Test Interaction: These are tests that explore more complicated interactions between multiple bodies of code usually which are not covered by simple sequences.

Test Variation: is a straight forward attempt to exercise a single function using multiple inputs.

Simple Path Coverage: A white box test that attempts to execute the different code paths, increasing statement coverage.

Combination Path Coverage: Another white box test that pursues a more complete signal of code paths, exercising brands then different sequences.


References


[1] J. Arlat, et al., "Fault Injection and Dependability Evaluation of Fault-Tolerant Systems", IEEE Trans. Comp., Vol. 42, No. 8, pp. 913-923, August 1993.

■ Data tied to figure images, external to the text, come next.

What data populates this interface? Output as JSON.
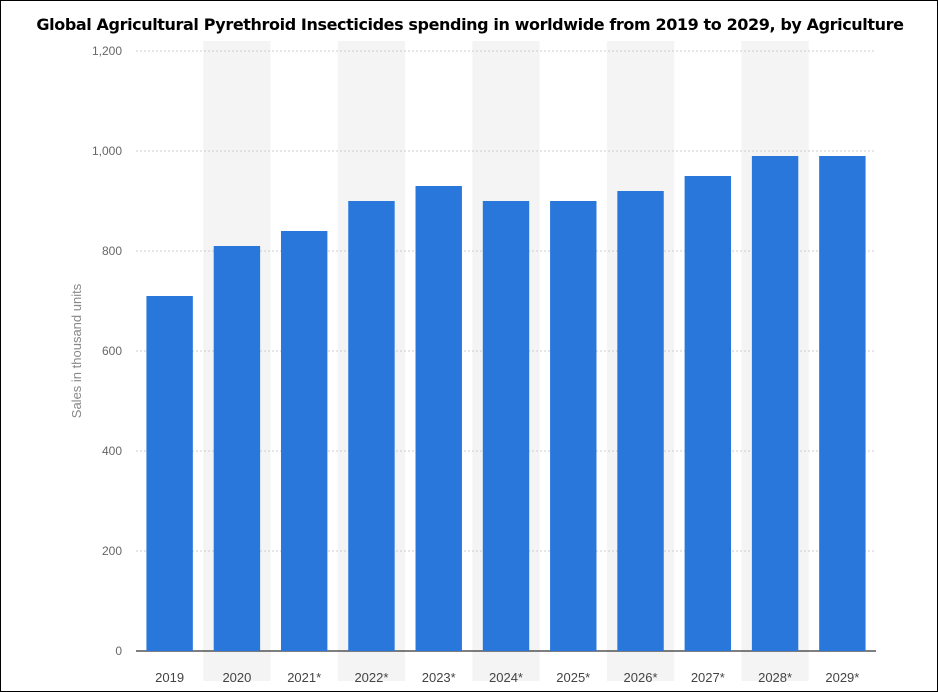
{
  "chart_data": {
    "type": "bar",
    "title": "Global Agricultural Pyrethroid Insecticides spending in worldwide from 2019 to 2029, by Agriculture",
    "xlabel": "",
    "ylabel": "Sales in thousand units",
    "categories": [
      "2019",
      "2020",
      "2021*",
      "2022*",
      "2023*",
      "2024*",
      "2025*",
      "2026*",
      "2027*",
      "2028*",
      "2029*"
    ],
    "values": [
      710,
      810,
      840,
      900,
      930,
      900,
      900,
      920,
      950,
      990,
      990
    ],
    "ylim": [
      0,
      1200
    ],
    "yticks": [
      0,
      200,
      400,
      600,
      800,
      1000,
      1200
    ],
    "ytick_labels": [
      "0",
      "200",
      "400",
      "600",
      "800",
      "1,000",
      "1,200"
    ],
    "bar_color": "#2a77dc",
    "band_color": "#f4f4f4",
    "grid": true,
    "legend": "none"
  }
}
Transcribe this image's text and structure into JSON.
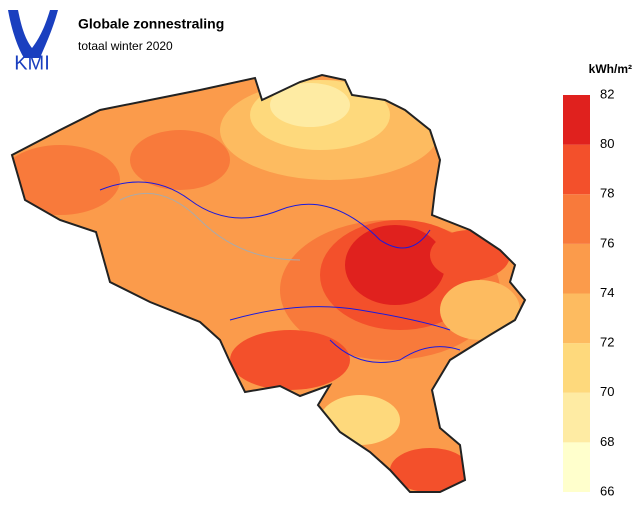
{
  "header": {
    "logo": "KMI",
    "title": "Globale zonnestraling",
    "subtitle": "totaal winter 2020"
  },
  "legend": {
    "unit": "kWh/m²",
    "ticks": [
      66,
      68,
      70,
      72,
      74,
      76,
      78,
      80,
      82
    ],
    "colors": [
      "#ffffcc",
      "#feeba3",
      "#fed97c",
      "#fdbb60",
      "#fb9b4b",
      "#f87a3b",
      "#f3502b",
      "#e0211e"
    ]
  }
}
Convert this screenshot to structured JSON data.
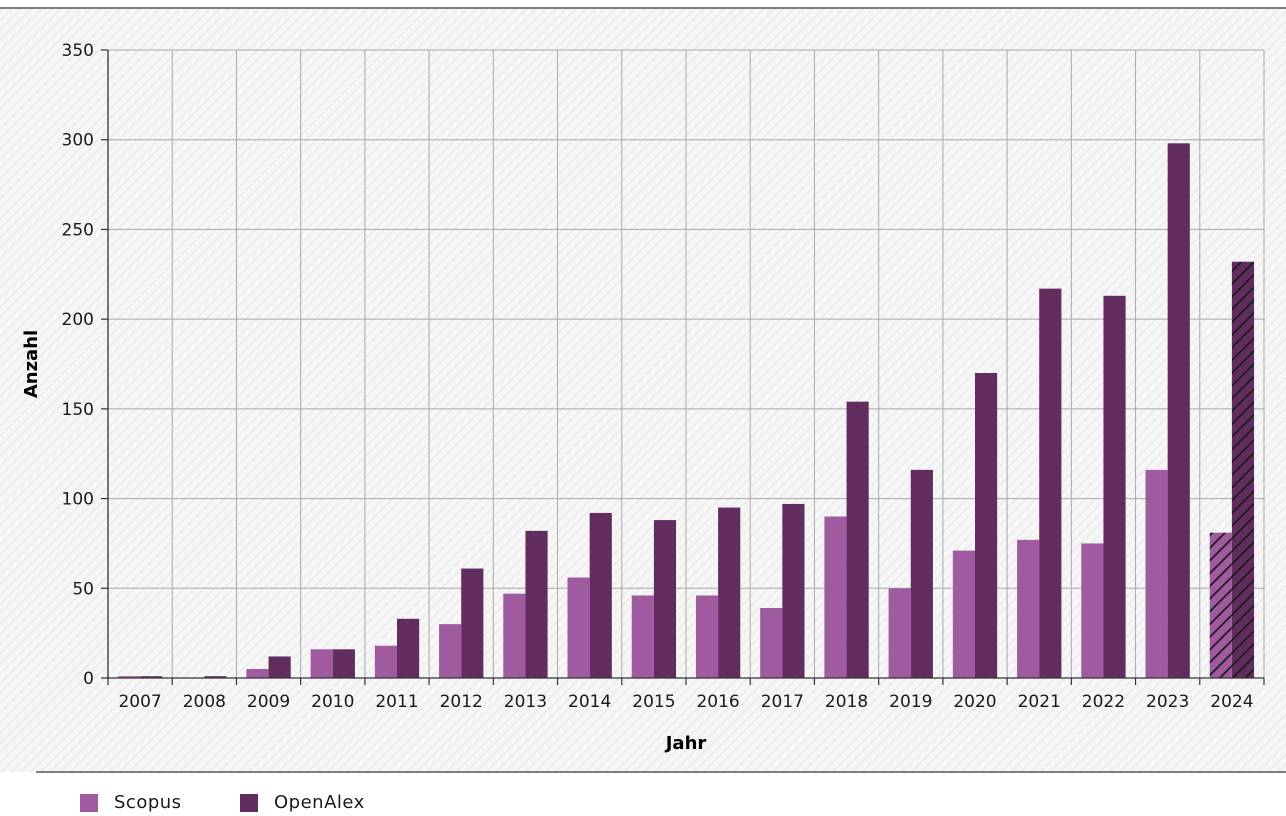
{
  "chart_data": {
    "type": "bar",
    "categories": [
      "2007",
      "2008",
      "2009",
      "2010",
      "2011",
      "2012",
      "2013",
      "2014",
      "2015",
      "2016",
      "2017",
      "2018",
      "2019",
      "2020",
      "2021",
      "2022",
      "2023",
      "2024"
    ],
    "series": [
      {
        "name": "Scopus",
        "color": "#a05aa0",
        "values": [
          1,
          0,
          5,
          16,
          18,
          30,
          47,
          56,
          46,
          46,
          39,
          90,
          50,
          71,
          77,
          75,
          116,
          81
        ]
      },
      {
        "name": "OpenAlex",
        "color": "#612c5e",
        "values": [
          1,
          1,
          12,
          16,
          33,
          61,
          82,
          92,
          88,
          95,
          97,
          154,
          116,
          170,
          217,
          213,
          298,
          232
        ]
      }
    ],
    "hatched_category": "2024",
    "xlabel": "Jahr",
    "ylabel": "Anzahl",
    "ylim": [
      0,
      350
    ],
    "yticks": [
      0,
      50,
      100,
      150,
      200,
      250,
      300,
      350
    ],
    "grid": true,
    "legend_position": "bottom-left"
  }
}
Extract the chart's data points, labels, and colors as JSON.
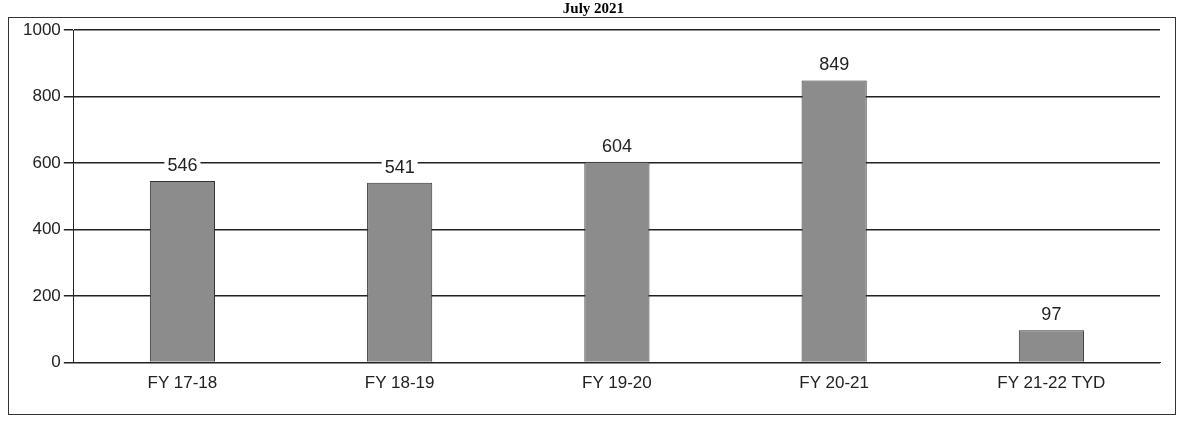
{
  "chart_data": {
    "type": "bar",
    "title": "July 2021",
    "categories": [
      "FY 17-18",
      "FY 18-19",
      "FY 19-20",
      "FY 20-21",
      "FY 21-22 TYD"
    ],
    "values": [
      546,
      541,
      604,
      849,
      97
    ],
    "color": "#8c8c8c",
    "ylim": [
      0,
      1000
    ],
    "yticks": [
      0,
      200,
      400,
      600,
      800,
      1000
    ],
    "grid": "y",
    "data_labels": true
  }
}
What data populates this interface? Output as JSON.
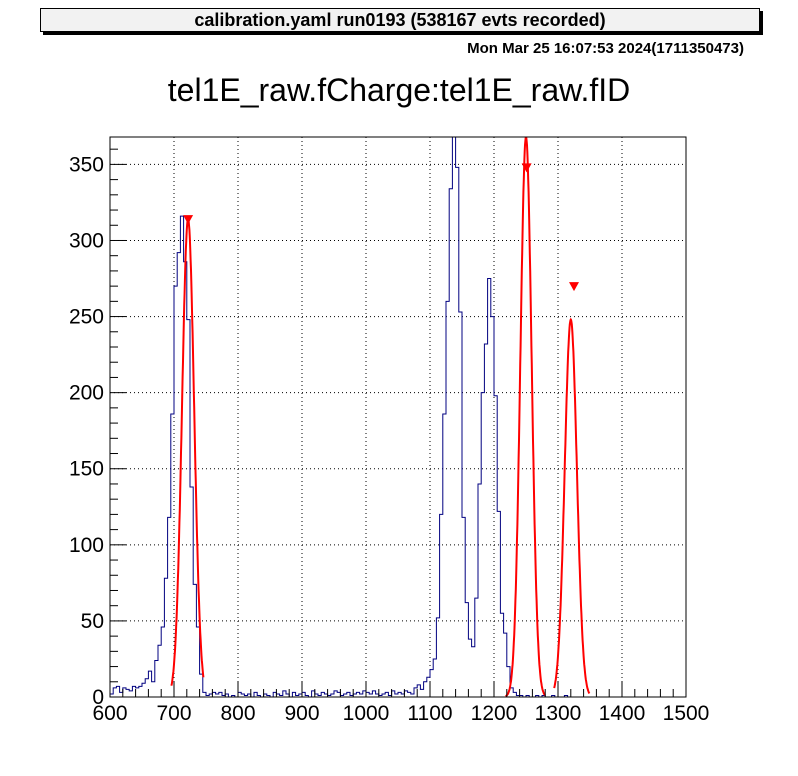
{
  "header": {
    "run_info": "calibration.yaml  run0193 (538167 evts recorded)",
    "timestamp": "Mon Mar 25 16:07:53 2024(1711350473)"
  },
  "chart_data": {
    "type": "histogram",
    "title": "tel1E_raw.fCharge:tel1E_raw.fID",
    "xlim": [
      600,
      1500
    ],
    "ylim": [
      0,
      368
    ],
    "x_ticks": [
      600,
      700,
      800,
      900,
      1000,
      1100,
      1200,
      1300,
      1400,
      1500
    ],
    "y_ticks": [
      0,
      50,
      100,
      150,
      200,
      250,
      300,
      350
    ],
    "grid": true,
    "colors": {
      "histogram": "#000080",
      "fit": "#ff0000",
      "marker": "#ff0000"
    },
    "bin_width": 5,
    "bin_start": 600,
    "histogram": [
      2,
      6,
      7,
      3,
      6,
      5,
      4,
      7,
      6,
      7,
      9,
      12,
      17,
      10,
      24,
      34,
      46,
      78,
      118,
      186,
      270,
      292,
      316,
      286,
      248,
      138,
      74,
      46,
      15,
      3,
      1,
      2,
      3,
      2,
      3,
      1,
      2,
      0,
      1,
      0,
      3,
      2,
      1,
      2,
      0,
      3,
      1,
      0,
      2,
      1,
      0,
      3,
      2,
      1,
      4,
      2,
      0,
      3,
      1,
      2,
      3,
      1,
      0,
      4,
      2,
      1,
      3,
      2,
      1,
      2,
      4,
      3,
      1,
      2,
      3,
      1,
      2,
      3,
      2,
      4,
      3,
      2,
      4,
      2,
      1,
      2,
      3,
      1,
      4,
      2,
      3,
      2,
      4,
      3,
      2,
      6,
      8,
      5,
      10,
      13,
      18,
      25,
      52,
      120,
      186,
      260,
      334,
      368,
      348,
      253,
      118,
      62,
      38,
      33,
      65,
      140,
      200,
      232,
      275,
      250,
      198,
      122,
      55,
      42,
      20,
      6,
      3,
      1,
      1,
      0,
      1,
      0,
      0,
      1,
      0,
      1,
      0,
      0,
      1,
      0,
      0,
      0,
      1,
      0,
      0,
      0
    ],
    "fits": [
      {
        "mean": 722,
        "sigma": 9.5,
        "amplitude": 314,
        "range": [
          696,
          746
        ]
      },
      {
        "mean": 1250,
        "sigma": 8.8,
        "amplitude": 368,
        "range": [
          1218,
          1280
        ]
      },
      {
        "mean": 1320,
        "sigma": 9.5,
        "amplitude": 248,
        "range": [
          1294,
          1349
        ]
      }
    ],
    "peak_markers": [
      {
        "x": 722,
        "y": 314
      },
      {
        "x": 1251,
        "y": 348
      },
      {
        "x": 1325,
        "y": 270
      }
    ]
  }
}
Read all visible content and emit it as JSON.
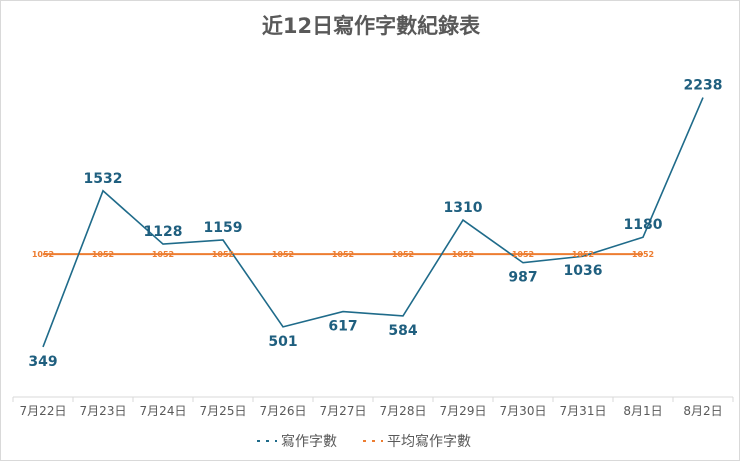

[2] R. Chillarege, N.S. Bowen, "Understanding Large System Failures A Fault Injection Experiment", Proc. 19th Int. Symp. Fault Tolerant Computing, pp. 356-363, June 1989.

[3] G.A. Kanawati, et al., "FERRARI: A Flexible Software Based Fault and Error Injection System", IEEE Trans. Computers, Vol. 44, No. 2, pp. 248-260, February 1995.

[4] I. Lee, R.K. Iyer, "Faults, Symptoms, and Software Fault Tolerance in the Tandem GUARDIAN90 Operating System", Proc. 23rd Int. Symp. Fault Tolerant Computing, pp. 20-29, June 1993.

[5] J.D. Musa, "Operational Profiles in Software Reliability Engineering", IEEE Software, Vol 10, No. 2, pp 14-32, March 1993.

[6] Z. Segall, et al., "FLAT - Fault Injection Based Automated Testing Environment", Proc. 18th Int. Symp. Fault Tolerant Computing, pp. 102-107, June 1988.

[7] R. Chillarege and K. Bassin, "Software Triggers as a Function of Time - ODC on Field Faults", DCCA-5: Fifth IFIP Working Conference on Dependable Computing for Critical Applications, Sept. 1995.

[8] D. Powell, et al., "Estimators for Fault Tolerance Coverage Evaluation", IEEE Trans. Comp., Vol. 44, No. 2, pp. 261-274, Feb. 1995.

[9] J. Christmansson and R. Chillarege, "Generation of an Error Set that Emulates Software Faults - Based on Field Data", Proc. 26th Int. Symp. Fault Tolerant Computing, June 1996.

[10] Handbook of Software Reliabilty Engineering, Michael R. Lyu, Editor, Computing McGraw-Hill, 1996.